As those involved in the Eat the View campaign point out, it's not only the downturn in the economy that has led to this new "Victory Garden" movement. It comes from a renewed call for eating locally grown produce that has led this new movement over the past few years. It's only in the past year that it has gained momentum due to the current challenges Americans face in making ends meet.
Examples of this renewed interest in Victory Gardens can be found all across the nation. One of the most well known is the Victory Garden pilot project in San Francisco. Funded by the City of San Francisco, the project aims to turn backyards, rooftops, and unused land into organic gardens/city farms. For them, victory has been redefined to mean urban sustainability, with victory seen as growing food for increased local food security and reducing food miles.
Last summer, Slow Food Nation, worked in collaboration with Victory Gardens 2008+ to plant a Victory Garden at San Francisco City Hall for Slow Food Nation. As stated on its web site, the group believes it has "heralded the era of self-sufficiency by creating an edible garden in the heart of San Francisco's Civic Center.

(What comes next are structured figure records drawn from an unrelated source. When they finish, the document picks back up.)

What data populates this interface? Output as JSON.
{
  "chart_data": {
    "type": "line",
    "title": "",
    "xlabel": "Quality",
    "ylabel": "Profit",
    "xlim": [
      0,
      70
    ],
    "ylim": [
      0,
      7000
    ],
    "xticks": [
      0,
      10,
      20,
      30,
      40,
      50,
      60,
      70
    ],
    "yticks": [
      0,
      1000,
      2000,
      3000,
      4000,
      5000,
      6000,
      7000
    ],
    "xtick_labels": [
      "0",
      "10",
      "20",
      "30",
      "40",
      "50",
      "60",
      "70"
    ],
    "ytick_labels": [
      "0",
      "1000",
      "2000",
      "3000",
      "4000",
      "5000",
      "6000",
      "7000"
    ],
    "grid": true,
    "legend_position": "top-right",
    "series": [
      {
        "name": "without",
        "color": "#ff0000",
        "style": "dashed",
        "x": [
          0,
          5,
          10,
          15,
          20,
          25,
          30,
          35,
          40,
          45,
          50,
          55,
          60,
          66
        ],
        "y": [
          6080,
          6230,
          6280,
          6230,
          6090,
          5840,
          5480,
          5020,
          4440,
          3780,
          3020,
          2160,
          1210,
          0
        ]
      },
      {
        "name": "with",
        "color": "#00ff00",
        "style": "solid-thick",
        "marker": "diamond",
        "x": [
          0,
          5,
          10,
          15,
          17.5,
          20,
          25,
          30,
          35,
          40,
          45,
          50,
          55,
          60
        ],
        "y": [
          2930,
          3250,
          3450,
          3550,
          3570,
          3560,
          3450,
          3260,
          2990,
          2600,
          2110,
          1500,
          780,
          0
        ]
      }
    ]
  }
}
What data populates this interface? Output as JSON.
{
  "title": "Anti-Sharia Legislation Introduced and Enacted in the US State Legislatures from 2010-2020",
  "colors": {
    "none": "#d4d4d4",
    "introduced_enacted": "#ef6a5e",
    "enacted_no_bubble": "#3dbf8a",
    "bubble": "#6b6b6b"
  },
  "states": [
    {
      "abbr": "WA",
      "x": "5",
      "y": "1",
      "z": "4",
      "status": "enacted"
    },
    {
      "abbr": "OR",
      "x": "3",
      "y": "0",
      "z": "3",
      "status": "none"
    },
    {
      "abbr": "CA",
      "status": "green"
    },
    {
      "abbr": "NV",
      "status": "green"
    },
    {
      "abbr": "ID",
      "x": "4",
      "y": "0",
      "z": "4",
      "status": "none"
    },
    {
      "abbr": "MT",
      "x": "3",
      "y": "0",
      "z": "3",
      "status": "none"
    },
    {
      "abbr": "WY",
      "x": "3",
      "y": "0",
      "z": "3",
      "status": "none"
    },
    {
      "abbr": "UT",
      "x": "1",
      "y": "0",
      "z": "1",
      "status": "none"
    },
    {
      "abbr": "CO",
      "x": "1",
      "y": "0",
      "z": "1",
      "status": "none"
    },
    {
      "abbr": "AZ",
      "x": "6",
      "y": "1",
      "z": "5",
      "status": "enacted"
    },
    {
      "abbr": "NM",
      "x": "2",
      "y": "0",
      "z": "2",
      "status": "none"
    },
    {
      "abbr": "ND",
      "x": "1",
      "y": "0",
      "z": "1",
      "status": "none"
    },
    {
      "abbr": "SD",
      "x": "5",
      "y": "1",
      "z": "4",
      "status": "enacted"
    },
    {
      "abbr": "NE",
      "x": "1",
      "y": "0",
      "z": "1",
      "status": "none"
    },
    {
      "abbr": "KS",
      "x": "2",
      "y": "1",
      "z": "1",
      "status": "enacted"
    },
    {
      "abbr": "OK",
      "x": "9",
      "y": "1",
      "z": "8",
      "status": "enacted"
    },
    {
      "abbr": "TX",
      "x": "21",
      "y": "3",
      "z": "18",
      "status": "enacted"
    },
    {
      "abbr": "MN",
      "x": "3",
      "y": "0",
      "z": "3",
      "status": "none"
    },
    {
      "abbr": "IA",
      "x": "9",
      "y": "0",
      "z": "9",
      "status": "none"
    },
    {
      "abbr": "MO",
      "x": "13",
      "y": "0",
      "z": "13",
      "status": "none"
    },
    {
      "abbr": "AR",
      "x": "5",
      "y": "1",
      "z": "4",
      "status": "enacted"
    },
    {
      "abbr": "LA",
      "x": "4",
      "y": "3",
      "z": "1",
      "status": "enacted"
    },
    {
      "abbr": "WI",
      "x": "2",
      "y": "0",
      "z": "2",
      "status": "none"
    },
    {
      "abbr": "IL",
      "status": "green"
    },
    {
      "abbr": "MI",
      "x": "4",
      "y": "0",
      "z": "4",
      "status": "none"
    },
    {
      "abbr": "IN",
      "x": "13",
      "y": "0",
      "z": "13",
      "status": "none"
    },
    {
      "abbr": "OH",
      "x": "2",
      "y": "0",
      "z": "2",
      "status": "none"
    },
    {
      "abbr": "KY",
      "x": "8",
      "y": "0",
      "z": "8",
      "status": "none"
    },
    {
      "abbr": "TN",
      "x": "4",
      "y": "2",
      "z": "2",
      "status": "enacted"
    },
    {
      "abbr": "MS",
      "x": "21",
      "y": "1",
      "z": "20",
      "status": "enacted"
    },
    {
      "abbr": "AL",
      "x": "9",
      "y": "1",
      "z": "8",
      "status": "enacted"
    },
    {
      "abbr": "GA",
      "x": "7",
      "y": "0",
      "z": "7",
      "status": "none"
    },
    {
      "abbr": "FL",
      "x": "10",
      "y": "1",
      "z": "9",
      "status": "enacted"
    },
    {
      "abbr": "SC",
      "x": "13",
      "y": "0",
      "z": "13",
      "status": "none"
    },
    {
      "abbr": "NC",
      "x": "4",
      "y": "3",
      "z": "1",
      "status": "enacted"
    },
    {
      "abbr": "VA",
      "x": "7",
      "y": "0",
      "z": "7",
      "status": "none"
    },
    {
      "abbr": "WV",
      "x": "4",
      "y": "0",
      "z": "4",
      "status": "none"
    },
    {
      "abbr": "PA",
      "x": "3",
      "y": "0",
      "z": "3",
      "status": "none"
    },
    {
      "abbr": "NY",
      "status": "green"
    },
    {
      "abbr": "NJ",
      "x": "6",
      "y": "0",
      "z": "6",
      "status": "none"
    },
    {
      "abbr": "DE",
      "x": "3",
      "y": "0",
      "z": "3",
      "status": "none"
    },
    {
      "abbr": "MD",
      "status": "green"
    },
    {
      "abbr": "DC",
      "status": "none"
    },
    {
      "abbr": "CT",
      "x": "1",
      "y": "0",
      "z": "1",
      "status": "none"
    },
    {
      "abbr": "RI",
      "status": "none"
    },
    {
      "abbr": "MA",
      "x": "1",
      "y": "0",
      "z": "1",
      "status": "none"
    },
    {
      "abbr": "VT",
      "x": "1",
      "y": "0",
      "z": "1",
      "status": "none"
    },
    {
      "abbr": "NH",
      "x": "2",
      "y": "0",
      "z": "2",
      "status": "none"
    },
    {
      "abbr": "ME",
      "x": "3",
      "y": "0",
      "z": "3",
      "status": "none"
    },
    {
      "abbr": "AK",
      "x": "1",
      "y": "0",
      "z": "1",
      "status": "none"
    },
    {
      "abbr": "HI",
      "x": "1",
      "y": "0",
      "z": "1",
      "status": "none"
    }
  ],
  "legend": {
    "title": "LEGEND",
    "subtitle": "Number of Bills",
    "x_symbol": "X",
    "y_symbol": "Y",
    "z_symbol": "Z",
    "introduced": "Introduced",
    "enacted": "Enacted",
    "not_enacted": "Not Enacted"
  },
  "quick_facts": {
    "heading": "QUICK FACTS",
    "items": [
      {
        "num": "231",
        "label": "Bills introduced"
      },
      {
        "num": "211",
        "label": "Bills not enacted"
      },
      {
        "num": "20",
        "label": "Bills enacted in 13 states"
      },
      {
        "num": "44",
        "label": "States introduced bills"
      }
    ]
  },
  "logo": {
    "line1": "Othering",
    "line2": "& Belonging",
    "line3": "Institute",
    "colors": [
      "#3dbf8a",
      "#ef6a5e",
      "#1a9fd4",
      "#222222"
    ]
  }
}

Planted on the same site as the post-World War II gardens 60 years ago, the Slow Food Nation Victory Garden demonstrated the potential of a truly local agriculture practice, uniting and promoting Bay Area urban gardening organizations and producing fresh, healthy food for those in need."
As part of this, in November 2008, they donated over 1,000 pounds of fresh produce to those in need through a partnership with the San Francisco Food Bank.
Their work and efforts is something that I believe we should all aspire to achieve because it is possible and it is necessary.
***UPDATE, during the week of March 16, First Lady Michelle Obama broke ground on an organic garden at the White House!